Cependant, cette augmentation des salaires ne devrait pas engendrer de spirale inflationniste. En effet, si le Smic progresse de façon dynamique du fait de son indexation à l’inflation, les autres indicateurs de salaire plus agrégés (salaires négociés, SMB et SMPT) connaissent des progressions plus limitées. Les salaires ne sont en général plus indexés sur l’inflation à la différence de ce qui prévalait dans les années 1970 et ne répercutent donc que partiellement la dynamique de l’inflation. De plus, à la différence de celle de cette époque, la politique monétaire actuelle contribue à ancrer les anticipations d’inflation et les négociations salariales sur un horizon au-delà du court terme.
Les augmentations de salaire auraient un impact différencié sur les composantes de l’inflation et retardé par rapport au choc initial sur les prix de l’énergie. Les composantes de l’inflation hors services (alimentation, biens industriels et énergétiques) dépendent en effet davantage de facteurs externes tels que les tensions sur les prix des matières premières ou sur les chaînes d’approvisionnement, alors que l’indice des prix à la consommation harmonisé (IPCH) services est la composante de l’inflation la plus influencée par l’accélération des salaires, car elle englobe des secteurs riches en main-d’œuvre et plus sensibles aux dynamiques salariales. À mesure que les tensions sur les prix des matières premières et sur les chaînes d’approvisionnement s’apaiseraient dans les trimestres à venir, les pressions inflationnistes se réduiraient sur les composantes de l’IPCH hors services, ce qui permettrait, toutes choses égales par ailleurs, une réduction de l’inflation totale. Cela ne nourrirait alors plus autant la croissance mécanique du Smic et contribuerait à ralentir la dynamique des salaires négociés dans les branches.

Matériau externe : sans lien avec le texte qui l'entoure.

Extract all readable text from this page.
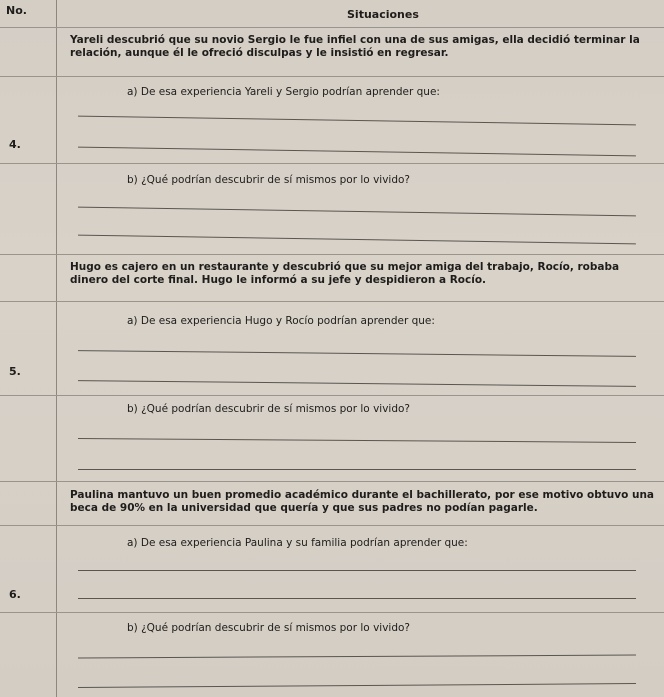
No.	Situaciones
Yareli descubrió que su novio Sergio le fue infiel con una de sus amigas, ella decidió terminar la relación, aunque él le ofreció disculpas y le insistió en regresar.
a) De esa experiencia Yareli y Sergio podrían aprender que:
4.
b) ¿Qué podrían descubrir de sí mismos por lo vivido?
Hugo es cajero en un restaurante y descubrió que su mejor amiga del trabajo, Rocío, robaba dinero del corte final. Hugo le informó a su jefe y despidieron a Rocío.
a) De esa experiencia Hugo y Rocío podrían aprender que:
5.
b) ¿Qué podrían descubrir de sí mismos por lo vivido?
Paulina mantuvo un buen promedio académico durante el bachillerato, por ese motivo obtuvo una beca de 90% en la universidad que quería y que sus padres no podían pagarle.
a) De esa experiencia Paulina y su familia podrían aprender que:
6.
b) ¿Qué podrían descubrir de sí mismos por lo vivido?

Enfin, ce repli de l’inflation se traduirait dans l’ensemble des négociations salariales au niveau des entreprises et dans la dynamique du SMPT. Après son pic du troisième trimestre 2023, le glissement annuel du SMPT diminuerait progressivement pour atteindre un rythme un peu supérieur à 3 % fin 2025, entraînant dans son sillage l’IPCH services, la dernière composante à voir son taux d’inflation diminuer sur notre horizon de projection, ce qui conforterait alors la baisse de l’indicateur important qu’est l’inflation hors énergie et alimentation.